Provide a sampling_handler function when creating the client:
from fastmcp import Client
from fastmcp.client.sampling import (
    SamplingMessage,
    SamplingParams,
    RequestContext,
)

async def sampling_handler(
    messages: list[SamplingMessage],
    params: SamplingParams,
    context: RequestContext
) -> str:
    # Your LLM integration logic here
    # Extract text from messages and generate a response
    return "Generated response based on the messages"

client = Client(
    "my_mcp_server.py",
    sampling_handler=sampling_handler,
)

Handler Parameters

The sampling handler receives three parameters:

Sampling Handler Parameters

SamplingMessage
Sampling Message Object
SamplingParams
Sampling Parameters Object
RequestContext
Request Context Object

Basic Example

from fastmcp import Client
from fastmcp.client.sampling import SamplingMessage, SamplingParams, RequestContext

async def basic_sampling_handler(
    messages: list[SamplingMessage],
    params: SamplingParams,
    context: RequestContext
) -> str:
    # Extract message content
    conversation = []
    for message in messages:
        content = message.content.text if hasattr(message.content, 'text') else str(message.content)
        conversation.append(f"{message.role}: {content}")

    # Use the system prompt if provided
    system_prompt = params.systemPrompt or "You are a helpful assistant."

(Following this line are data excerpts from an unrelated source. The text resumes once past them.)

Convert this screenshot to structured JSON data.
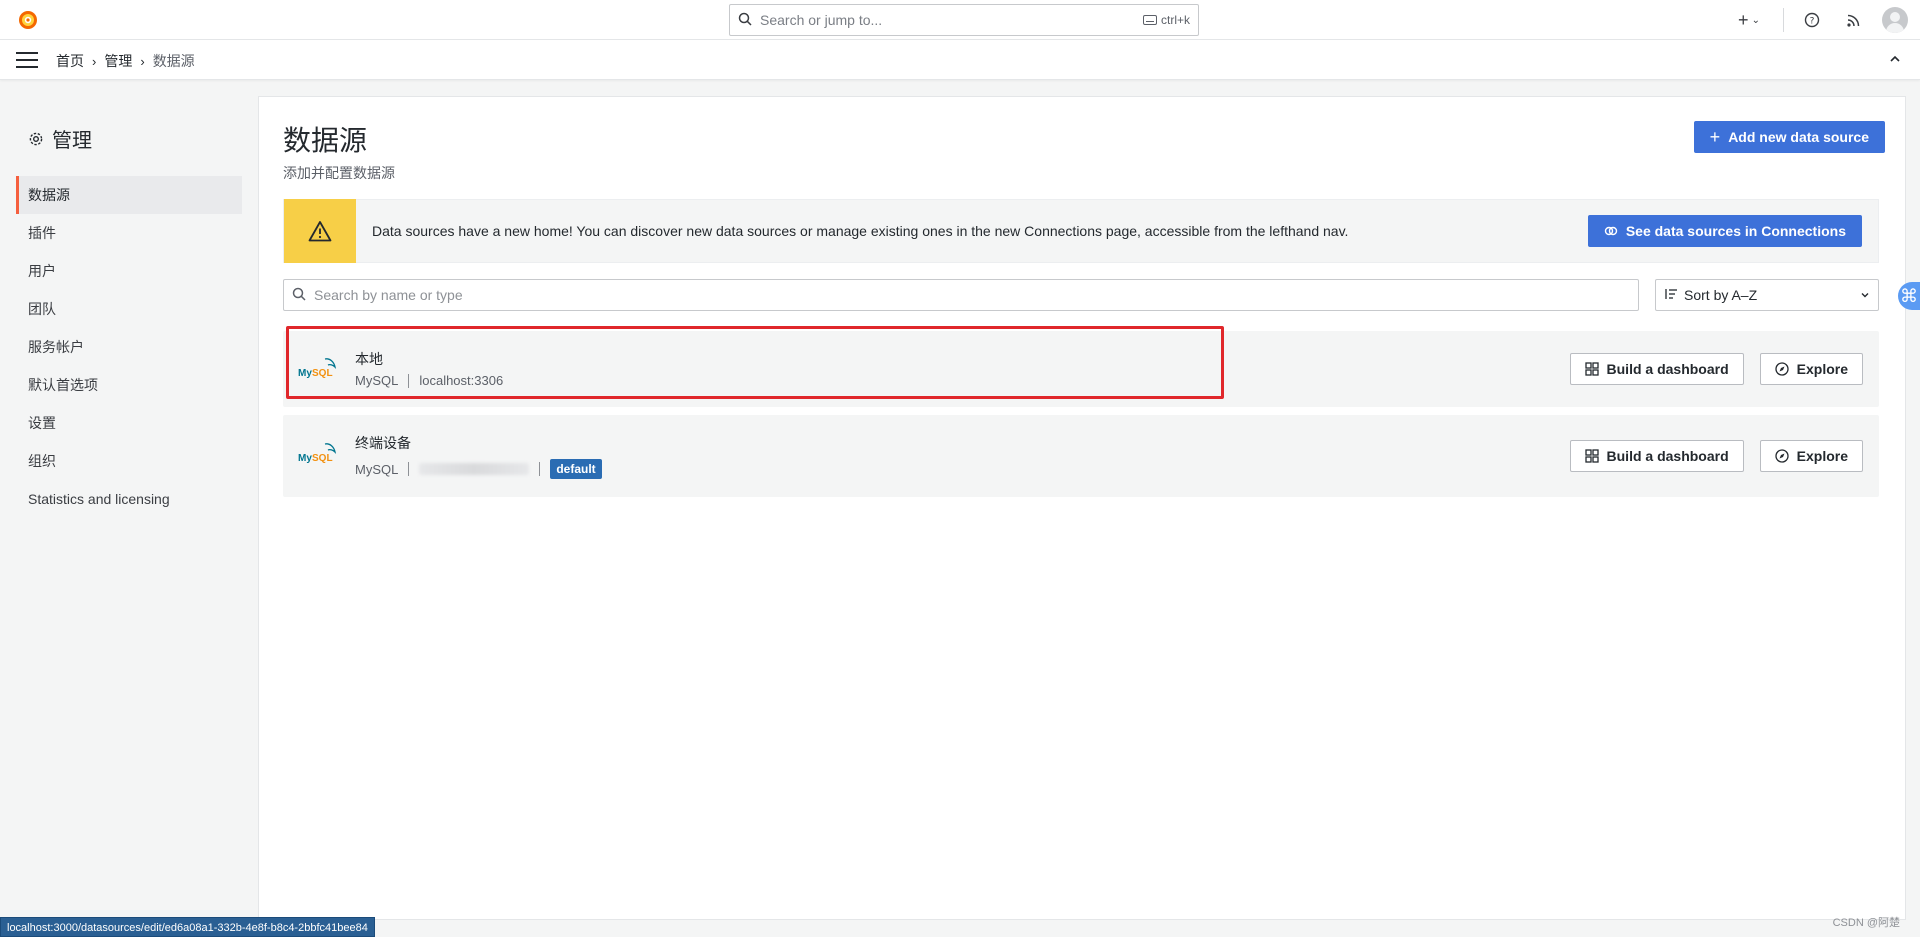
{
  "topbar": {
    "search_placeholder": "Search or jump to...",
    "shortcut": "ctrl+k",
    "icons": [
      "plus-icon",
      "chevron-down-icon",
      "help-icon",
      "rss-icon",
      "user-avatar"
    ]
  },
  "breadcrumb": {
    "items": [
      "首页",
      "管理",
      "数据源"
    ]
  },
  "sidebar": {
    "title": "管理",
    "items": [
      {
        "label": "数据源",
        "active": true
      },
      {
        "label": "插件"
      },
      {
        "label": "用户"
      },
      {
        "label": "团队"
      },
      {
        "label": "服务帐户"
      },
      {
        "label": "默认首选项"
      },
      {
        "label": "设置"
      },
      {
        "label": "组织"
      },
      {
        "label": "Statistics and licensing"
      }
    ]
  },
  "main": {
    "title": "数据源",
    "subtitle": "添加并配置数据源",
    "add_button": "Add new data source",
    "alert": {
      "text": "Data sources have a new home! You can discover new data sources or manage existing ones in the new Connections page, accessible from the lefthand nav.",
      "button": "See data sources in Connections"
    },
    "search_placeholder": "Search by name or type",
    "sort_label": "Sort by A–Z",
    "datasources": [
      {
        "name": "本地",
        "type": "MySQL",
        "url": "localhost:3306",
        "logo_text": "MySQL"
      },
      {
        "name": "终端设备",
        "type": "MySQL",
        "url": "",
        "badge": "default",
        "logo_text": "MySQL"
      }
    ],
    "build_button": "Build a dashboard",
    "explore_button": "Explore"
  },
  "statusbar": {
    "url": "localhost:3000/datasources/edit/ed6a08a1-332b-4e8f-b8c4-2bbfc41bee84"
  },
  "watermark": "CSDN @阿楚",
  "colors": {
    "primary": "#3d71d9",
    "warning": "#f7cf47",
    "active_accent": "#f55f3e",
    "highlight": "#e0272b"
  }
}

    # Here you would integrate with your preferred LLM service
    # This is just a placeholder response
    return f"Response based on conversation: {' | '.join(conversation)}"

client = Client(
    "my_mcp_server.py",
    sampling_handler=basic_sampling_handler
)
If the client doesn’t provide a sampling handler, servers can optionally configure a fallback handler. See Server Sampling for details.

Sampling Capabilities

When you provide a sampling_handler, FastMCP automatically advertises full sampling capabilities to the server, including tool support. To disable tool support (for simpler handlers that don’t support tools), pass sampling_capabilities explicitly:
from mcp.types import SamplingCapability

client = Client(
    "my_mcp_server.py",
    sampling_handler=basic_handler,
    sampling_capabilities=SamplingCapability(),  # No tool support
)

Built-in Handlers

FastMCP provides built-in sampling handlers for OpenAI and Anthropic APIs. These handlers support the full sampling API including tool use, handling message conversion and response formatting automatically.

OpenAI Handler

New in version 2.11.0 The OpenAI handler works with OpenAI’s API and any OpenAI-compatible provider:
from fastmcp import Client
from fastmcp.client.sampling.handlers.openai import OpenAISamplingHandler

client = Client(
    "my_mcp_server.py",
    sampling_handler=OpenAISamplingHandler(default_model="gpt-4o"),
)
For OpenAI-compatible APIs (like local models), pass a custom client:
from openai import AsyncOpenAI

client = Client(
    "my_mcp_server.py",
    sampling_handler=OpenAISamplingHandler(
        default_model="llama-3.1-70b",
        client=AsyncOpenAI(base_url="http://localhost:8000/v1"),
    ),
)
Install the OpenAI handler with pip install fastmcp[openai].

Anthropic Handler

New in version 2.14.1 The Anthropic handler uses Claude models via the Anthropic API:
from fastmcp import Client
from fastmcp.client.sampling.handlers.anthropic import AnthropicSamplingHandler

client = Client(
    "my_mcp_server.py",
    sampling_handler=AnthropicSamplingHandler(default_model="claude-sonnet-4-5"),
)
You can pass a custom client for advanced configuration:
from anthropic import AsyncAnthropic

client = Client(
    "my_mcp_server.py",
    sampling_handler=AnthropicSamplingHandler(
        default_model="claude-sonnet-4-5",
        client=AsyncAnthropic(),  # Uses ANTHROPIC_API_KEY env var
    ),
)
Install the Anthropic handler with pip install fastmcp[anthropic].

Tool Execution

Tool execution happens on the server side. The client’s role is to pass tools to the LLM and return the LLM’s response (which may include tool use requests). The server then executes the tools and may send follow-up sampling requests with tool results.
To implement a custom sampling handler, see the handler source code as a reference.